To perform a chi-squared goodness of fit test in JMP:
1. Enter the data in two columns, the first containing the age categories and the second
containing the counts in those categories (not the percentages). Make the column of
labels a character variable and the column of counts a continuous variable.
2. Select Analyze-Distribution. Enter the name of the column with labels as the Y variable,
and enter the column of counts as the Freq variable. This tells JMP that the column of
counts is the frequency of each category. Hit OK to get the sample percentages in each
age category.
3. On the red arrow next to the variable name, select Test Probabilities. Enter in the
probabilities from the null hypothesis where indicated, and select Done. The output for
the chi-squared goodness of fit test is in the row labeled "Pearson." The first entry is the
value of the chi-squared test statistic; the second entry is the degrees of freedom (number
of categories - 1); and the last entry is the p-value from the appropriate chi-squared
distribution.
2) Perform the chi-squared goodness of fit test for the education data by hand. That is, show in
your report the null hypothesis, the four pieces of the chi-squared test statistic including all values
of (observed - expected)2/expected, the degrees of freedom, the p-value, and your
conclusions. You can use JMP to check your answer, but all the by hand work must appear to get
full credit.
Unit 2: Independence tests
Do people's opinions of their appearance change with age?
In a survey reported
in Newsweek magazine (Spring/Summer 1999), 747 randomly selected women were asked, "How
satisfied are you with your overall appearance?" The numbers of women who chose each of four
answers are shown in the table below.
Age
Very
Somewhat
Not Too
Not At All
----------------------------------------------------------Under 30
45
82
10
4
30 - 49
73
168
47
6
Over 50
106
153
41
12
-----------------------------------------------------------
Questions:
3) Test the null hypothesis that women's satisfaction with their appearance is not associated with
age.

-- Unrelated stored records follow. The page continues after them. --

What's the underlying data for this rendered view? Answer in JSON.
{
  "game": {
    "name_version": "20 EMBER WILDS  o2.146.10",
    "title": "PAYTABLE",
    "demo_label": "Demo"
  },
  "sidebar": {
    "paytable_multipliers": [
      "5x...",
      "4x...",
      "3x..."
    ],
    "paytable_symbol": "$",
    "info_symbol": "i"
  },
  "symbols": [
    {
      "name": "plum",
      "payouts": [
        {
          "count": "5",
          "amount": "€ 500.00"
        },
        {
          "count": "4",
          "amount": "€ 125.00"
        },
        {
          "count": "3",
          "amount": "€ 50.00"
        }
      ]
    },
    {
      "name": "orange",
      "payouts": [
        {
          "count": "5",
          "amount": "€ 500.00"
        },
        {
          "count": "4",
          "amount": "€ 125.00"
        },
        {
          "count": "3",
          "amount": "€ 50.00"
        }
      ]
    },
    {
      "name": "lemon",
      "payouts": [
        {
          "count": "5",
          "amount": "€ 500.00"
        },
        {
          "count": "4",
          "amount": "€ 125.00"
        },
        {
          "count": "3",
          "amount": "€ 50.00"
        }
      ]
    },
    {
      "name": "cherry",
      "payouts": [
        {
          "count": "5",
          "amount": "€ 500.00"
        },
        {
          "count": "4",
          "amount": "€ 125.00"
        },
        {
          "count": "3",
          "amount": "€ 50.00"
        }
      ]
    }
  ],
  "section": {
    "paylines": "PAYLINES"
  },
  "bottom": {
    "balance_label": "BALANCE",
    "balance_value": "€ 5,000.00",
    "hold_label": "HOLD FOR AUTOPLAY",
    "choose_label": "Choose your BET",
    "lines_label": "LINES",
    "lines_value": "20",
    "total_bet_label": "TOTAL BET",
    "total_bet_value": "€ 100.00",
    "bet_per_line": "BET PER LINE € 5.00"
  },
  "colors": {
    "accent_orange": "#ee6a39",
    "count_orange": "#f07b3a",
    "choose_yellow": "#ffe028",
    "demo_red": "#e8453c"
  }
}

Report the sample percentages in each age group, the value of the chi-squared test statistic
and its degrees of freedom, the p-value, and your conclusion.
To perform a chi-squared independence test in JMP,
1. Enter the data in three columns, the first containing the age labels, the second containing
the satisfaction labels, and the third containing the counts in those categories (not the
percentages). You should have 12 rows total in the dataset. There should be one row
corresponding to each cell (e.g., the first row has "under 30" in the age column, "very" in
the satisfaction column, and 45 in the count column.) Make the columns of labels
character variables and the column of counts a continuous variable.
2. Select Analyze-Fit Y by X. Enter the name of the column labels (satisfaction) as
the Y variable, the row labels (age) as the X variable, and the column of counts as
the Freq variable. Hit OK to get a contingency table of percentages in each category.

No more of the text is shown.